Horse Owners are a notional bunch when it comes to horse feeding. Far more notional than their horses are.
Rough alfalfa is not all that bad for a horse, it is the good dairy quality that everyone seems to want that is not all that good for a horse. A horse that has little activity & not breeding. 
The reason some horse owners want alfalfa cut in the bud stage is to preclude blister beetle problems.

Here, the Stripped Blister Beetle emerges in Mid June. That is at the end of our Spring haying season and after the second or third cutting. That third cutting is usually a lighter cutting and does not need conditioning, so I cut it with a simple mower bar. Our July and August cuttings are nothing due to our Annual Summer Drought. With our fall rains we might get another cutting after the beetles have all reproduced and died of old age.

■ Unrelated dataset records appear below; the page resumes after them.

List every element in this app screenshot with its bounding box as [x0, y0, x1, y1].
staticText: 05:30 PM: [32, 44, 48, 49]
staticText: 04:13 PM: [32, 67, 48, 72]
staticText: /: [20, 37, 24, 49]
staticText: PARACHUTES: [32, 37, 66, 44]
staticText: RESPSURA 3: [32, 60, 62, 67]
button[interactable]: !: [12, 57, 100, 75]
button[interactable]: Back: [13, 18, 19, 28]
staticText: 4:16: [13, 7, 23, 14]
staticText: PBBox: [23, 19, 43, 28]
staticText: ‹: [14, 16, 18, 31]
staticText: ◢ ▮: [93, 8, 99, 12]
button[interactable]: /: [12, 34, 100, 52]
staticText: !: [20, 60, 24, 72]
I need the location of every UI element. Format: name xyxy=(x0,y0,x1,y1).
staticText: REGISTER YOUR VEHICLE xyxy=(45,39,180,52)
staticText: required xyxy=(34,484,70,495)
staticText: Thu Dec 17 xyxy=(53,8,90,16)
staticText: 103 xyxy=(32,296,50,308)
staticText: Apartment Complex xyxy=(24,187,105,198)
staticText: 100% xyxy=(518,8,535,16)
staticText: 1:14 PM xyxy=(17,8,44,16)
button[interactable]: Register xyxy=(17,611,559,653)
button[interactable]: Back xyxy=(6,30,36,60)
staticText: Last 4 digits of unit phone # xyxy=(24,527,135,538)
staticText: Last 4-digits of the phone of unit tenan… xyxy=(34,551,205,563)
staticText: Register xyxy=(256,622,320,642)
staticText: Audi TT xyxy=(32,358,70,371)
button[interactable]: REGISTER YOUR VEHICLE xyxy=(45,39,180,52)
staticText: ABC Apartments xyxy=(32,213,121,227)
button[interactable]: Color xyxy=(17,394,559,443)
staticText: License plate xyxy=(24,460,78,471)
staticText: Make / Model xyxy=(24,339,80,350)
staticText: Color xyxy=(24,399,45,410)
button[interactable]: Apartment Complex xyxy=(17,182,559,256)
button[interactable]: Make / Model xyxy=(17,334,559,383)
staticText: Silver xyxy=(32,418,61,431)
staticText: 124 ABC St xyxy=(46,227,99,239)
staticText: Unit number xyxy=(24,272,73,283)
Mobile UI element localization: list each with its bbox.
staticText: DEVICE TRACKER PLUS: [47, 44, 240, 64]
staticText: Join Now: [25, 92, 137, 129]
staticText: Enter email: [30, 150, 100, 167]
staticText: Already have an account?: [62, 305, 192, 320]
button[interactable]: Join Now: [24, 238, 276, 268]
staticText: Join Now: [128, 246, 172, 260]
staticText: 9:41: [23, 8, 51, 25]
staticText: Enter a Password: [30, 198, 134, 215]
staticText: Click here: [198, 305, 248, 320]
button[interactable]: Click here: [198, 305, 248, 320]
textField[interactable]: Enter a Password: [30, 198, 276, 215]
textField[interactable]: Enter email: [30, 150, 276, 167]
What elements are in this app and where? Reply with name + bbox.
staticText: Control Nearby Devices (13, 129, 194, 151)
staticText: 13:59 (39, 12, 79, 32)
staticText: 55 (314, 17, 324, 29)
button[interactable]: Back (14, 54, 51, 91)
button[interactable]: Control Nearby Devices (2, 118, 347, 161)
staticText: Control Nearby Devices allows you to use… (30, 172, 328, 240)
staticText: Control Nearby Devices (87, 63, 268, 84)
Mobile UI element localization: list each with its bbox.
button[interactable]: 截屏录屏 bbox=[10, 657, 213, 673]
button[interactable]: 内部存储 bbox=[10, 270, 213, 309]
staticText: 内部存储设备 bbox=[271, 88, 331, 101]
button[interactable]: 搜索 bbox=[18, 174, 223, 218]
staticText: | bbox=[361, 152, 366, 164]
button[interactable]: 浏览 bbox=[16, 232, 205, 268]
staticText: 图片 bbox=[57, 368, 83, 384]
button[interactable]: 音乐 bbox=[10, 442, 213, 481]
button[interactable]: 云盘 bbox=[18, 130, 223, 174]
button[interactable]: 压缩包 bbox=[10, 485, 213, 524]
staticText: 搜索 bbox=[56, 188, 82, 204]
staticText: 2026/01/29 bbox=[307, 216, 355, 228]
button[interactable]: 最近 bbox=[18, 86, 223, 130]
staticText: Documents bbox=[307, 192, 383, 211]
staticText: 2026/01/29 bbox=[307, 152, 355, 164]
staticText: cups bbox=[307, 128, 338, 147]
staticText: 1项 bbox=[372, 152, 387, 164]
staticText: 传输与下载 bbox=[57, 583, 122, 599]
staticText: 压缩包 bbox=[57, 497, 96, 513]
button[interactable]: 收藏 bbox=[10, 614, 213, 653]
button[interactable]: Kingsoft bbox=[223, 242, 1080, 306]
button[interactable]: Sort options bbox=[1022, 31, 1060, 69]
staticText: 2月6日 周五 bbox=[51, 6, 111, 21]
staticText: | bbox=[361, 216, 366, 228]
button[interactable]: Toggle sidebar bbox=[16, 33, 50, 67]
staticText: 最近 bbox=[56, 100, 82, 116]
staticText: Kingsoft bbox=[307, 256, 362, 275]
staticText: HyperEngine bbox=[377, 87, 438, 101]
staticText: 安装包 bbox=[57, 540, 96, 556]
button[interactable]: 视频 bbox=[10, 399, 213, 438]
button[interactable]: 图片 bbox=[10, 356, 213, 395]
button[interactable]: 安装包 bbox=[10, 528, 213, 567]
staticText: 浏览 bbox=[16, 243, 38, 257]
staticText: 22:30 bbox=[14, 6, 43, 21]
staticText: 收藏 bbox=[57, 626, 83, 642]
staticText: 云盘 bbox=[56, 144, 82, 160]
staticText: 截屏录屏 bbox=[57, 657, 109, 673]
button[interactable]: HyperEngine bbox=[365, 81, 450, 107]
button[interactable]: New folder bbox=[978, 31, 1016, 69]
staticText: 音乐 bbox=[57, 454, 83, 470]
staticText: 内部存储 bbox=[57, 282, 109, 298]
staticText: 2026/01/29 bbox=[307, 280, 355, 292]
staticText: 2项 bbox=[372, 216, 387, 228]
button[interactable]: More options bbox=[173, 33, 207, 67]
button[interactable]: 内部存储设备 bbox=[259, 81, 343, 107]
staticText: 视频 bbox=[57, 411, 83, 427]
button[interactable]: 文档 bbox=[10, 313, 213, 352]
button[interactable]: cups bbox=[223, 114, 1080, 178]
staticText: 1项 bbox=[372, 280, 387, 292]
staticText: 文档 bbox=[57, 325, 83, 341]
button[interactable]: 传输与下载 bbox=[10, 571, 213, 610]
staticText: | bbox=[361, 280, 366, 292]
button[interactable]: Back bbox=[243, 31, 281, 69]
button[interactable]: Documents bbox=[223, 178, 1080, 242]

So alfalfa cut at close to full bloom of later will yield well but not have the protein or energy desired for a dairy herd. Be good for a sheep man who grazed out his pasture and wants to keep a few around for another year


----------



## askinner (Nov 15, 2010)

I am no fan of the cold either, though I call 15*c (59F) cold, but your cousin is in the worst possible state to be a cold weather hater, that place gets snow!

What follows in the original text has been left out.